University of Washington students evacuated from Ghana after becoming sick during a study-abroad program are seeking thousands of dollars in refunds for their aborted trip.
The eight students were evacuated from rural Ghana by ambulances and chartered planes after their illnesses cut short by a week the planned five-week program.
After returning to Seattle, several students met with Anand Yang, director of UW's Henry M. Jackson School of International Studies, to voice concerns about the conduct of the trip's two leaders, Linda Iltis, UW's Ghana program director, and her husband, Ter Ellingson, a UW professor of ethnomusicology.
The school would not discuss details of the complaints, which are still being reviewed.
The UW "is aware that behavioral issues of the faculty and management issues have been raised," said Norman Arkans, UW's executive director of media relations. "We need to figure out exactly what happened."
Iltis acknowledged Thursday that "there were some problems" during the trip but would not say more.
One of the students who fell ill said she and the 16 other students who stayed in Hain, in Ghana's upper-west region, often were not given enough food. The student asked not to be named while UW sorts through her request for more than $4,000 in refunds for program fees and airfare.

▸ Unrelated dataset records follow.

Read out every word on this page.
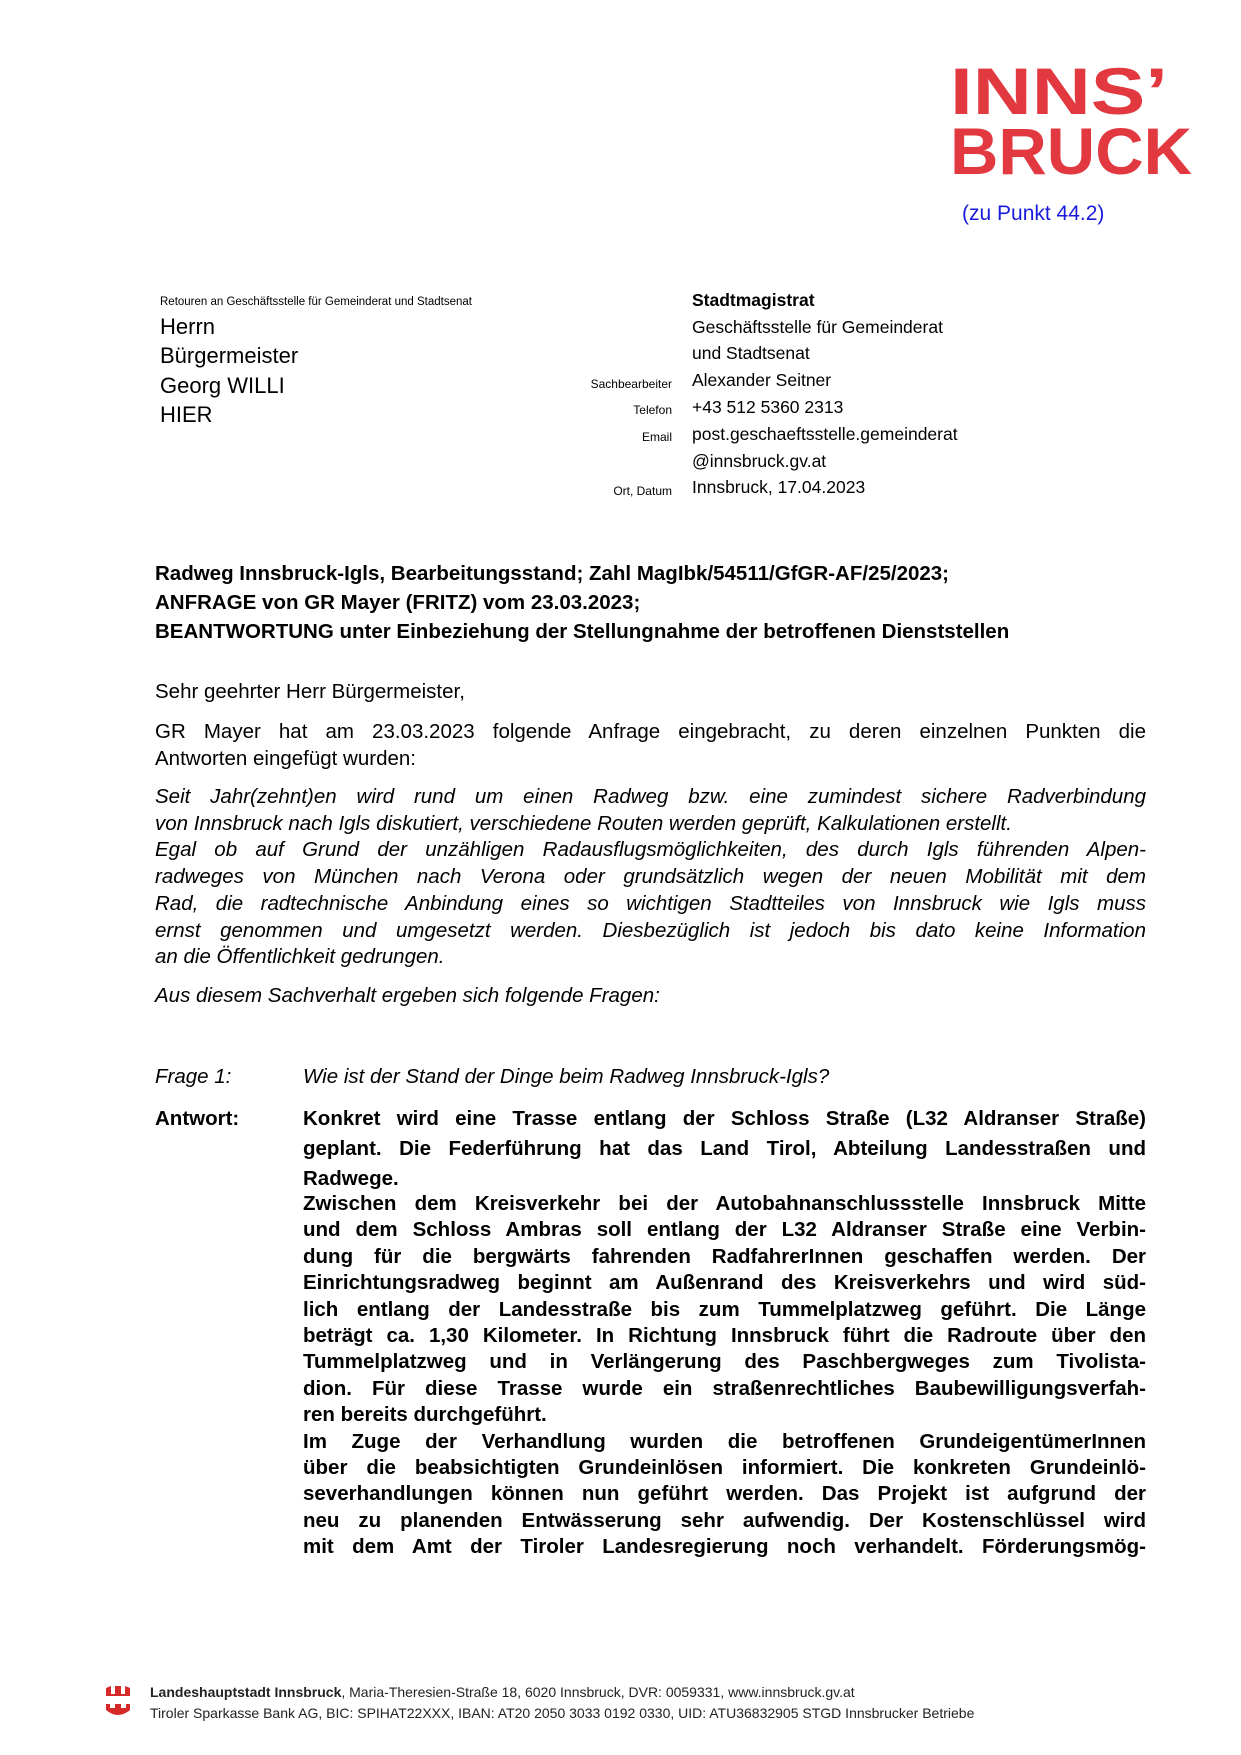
INNS’
BRUCK
(zu Punkt 44.2)
Retouren an Geschäftsstelle für Gemeinderat und Stadtsenat
Herrn
Bürgermeister
Georg WILLI
HIER
Stadtmagistrat
Geschäftsstelle für Gemeinderat
und Stadtsenat
Sachbearbeiter Alexander Seitner
Telefon +43 512 5360 2313
Email post.geschaeftsstelle.gemeinderat
@innsbruck.gv.at
Ort, Datum Innsbruck, 17.04.2023
Radweg Innsbruck-Igls, Bearbeitungsstand; Zahl MagIbk/54511/GfGR-AF/25/2023;
ANFRAGE von GR Mayer (FRITZ) vom 23.03.2023;
BEANTWORTUNG unter Einbeziehung der Stellungnahme der betroffenen Dienststellen
Sehr geehrter Herr Bürgermeister,
GR Mayer hat am 23.03.2023 folgende Anfrage eingebracht, zu deren einzelnen Punkten die
Antworten eingefügt wurden:
Seit Jahr(zehnt)en wird rund um einen Radweg bzw. eine zumindest sichere Radverbindung
von Innsbruck nach Igls diskutiert, verschiedene Routen werden geprüft, Kalkulationen erstellt.
Egal ob auf Grund der unzähligen Radausflugsmöglichkeiten, des durch Igls führenden Alpen-
radweges von München nach Verona oder grundsätzlich wegen der neuen Mobilität mit dem
Rad, die radtechnische Anbindung eines so wichtigen Stadtteiles von Innsbruck wie Igls muss
ernst genommen und umgesetzt werden. Diesbezüglich ist jedoch bis dato keine Information
an die Öffentlichkeit gedrungen.
Aus diesem Sachverhalt ergeben sich folgende Fragen:
Frage 1:	Wie ist der Stand der Dinge beim Radweg Innsbruck-Igls?
Antwort:	Konkret wird eine Trasse entlang der Schloss Straße (L32 Aldranser Straße)
geplant. Die Federführung hat das Land Tirol, Abteilung Landesstraßen und
Radwege.
Zwischen dem Kreisverkehr bei der Autobahnanschlussstelle Innsbruck Mitte
und dem Schloss Ambras soll entlang der L32 Aldranser Straße eine Verbin-
dung für die bergwärts fahrenden RadfahrerInnen geschaffen werden. Der
Einrichtungsradweg beginnt am Außenrand des Kreisverkehrs und wird süd-
lich entlang der Landesstraße bis zum Tummelplatzweg geführt. Die Länge
beträgt ca. 1,30 Kilometer. In Richtung Innsbruck führt die Radroute über den
Tummelplatzweg und in Verlängerung des Paschbergweges zum Tivolista-
dion. Für diese Trasse wurde ein straßenrechtliches Baubewilligungsverfah-
ren bereits durchgeführt.
Im Zuge der Verhandlung wurden die betroffenen GrundeigentümerInnen
über die beabsichtigten Grundeinlösen informiert. Die konkreten Grundeinlö-
severhandlungen können nun geführt werden. Das Projekt ist aufgrund der
neu zu planenden Entwässerung sehr aufwendig. Der Kostenschlüssel wird
mit dem Amt der Tiroler Landesregierung noch verhandelt. Förderungsmög-
Landeshauptstadt Innsbruck, Maria-Theresien-Straße 18, 6020 Innsbruck, DVR: 0059331, www.innsbruck.gv.at
Tiroler Sparkasse Bank AG, BIC: SPIHAT22XXX, IBAN: AT20 2050 3033 0192 0330, UID: ATU36832905 STGD Innsbrucker Betriebe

The university hasn't decided whether it will repay any money to the eight students, Arkans said; it has decided to give students a chance to earn full credit for the trip.
The student said she didn't realize Iltis and Ellingson would not be lodging with the group but instead in a village about four-and-a-half miles away. The student said she lost 15 pounds in three weeks with what UW doctors later diagnosed as dengue fever, a mosquito-borne disease, and salmonella. Several other students also became ill, with fevers and vomiting. The exact cause is unknown, though malaria has been ruled out.
Leah Choi, a UW senior art major who also made the August trip, said she believes the illnesses gave UW an excuse to pull the plug on a poorly run program. Choi was chagrined that the medical evacuations may make her group look like travel neophytes.
Staying in a high malaria-risk area with pit toilets and unreliable electricity was challenging, "but they were conditions that we consciously chose so that we could learn about sustainable development in rural Ghana," Choi said.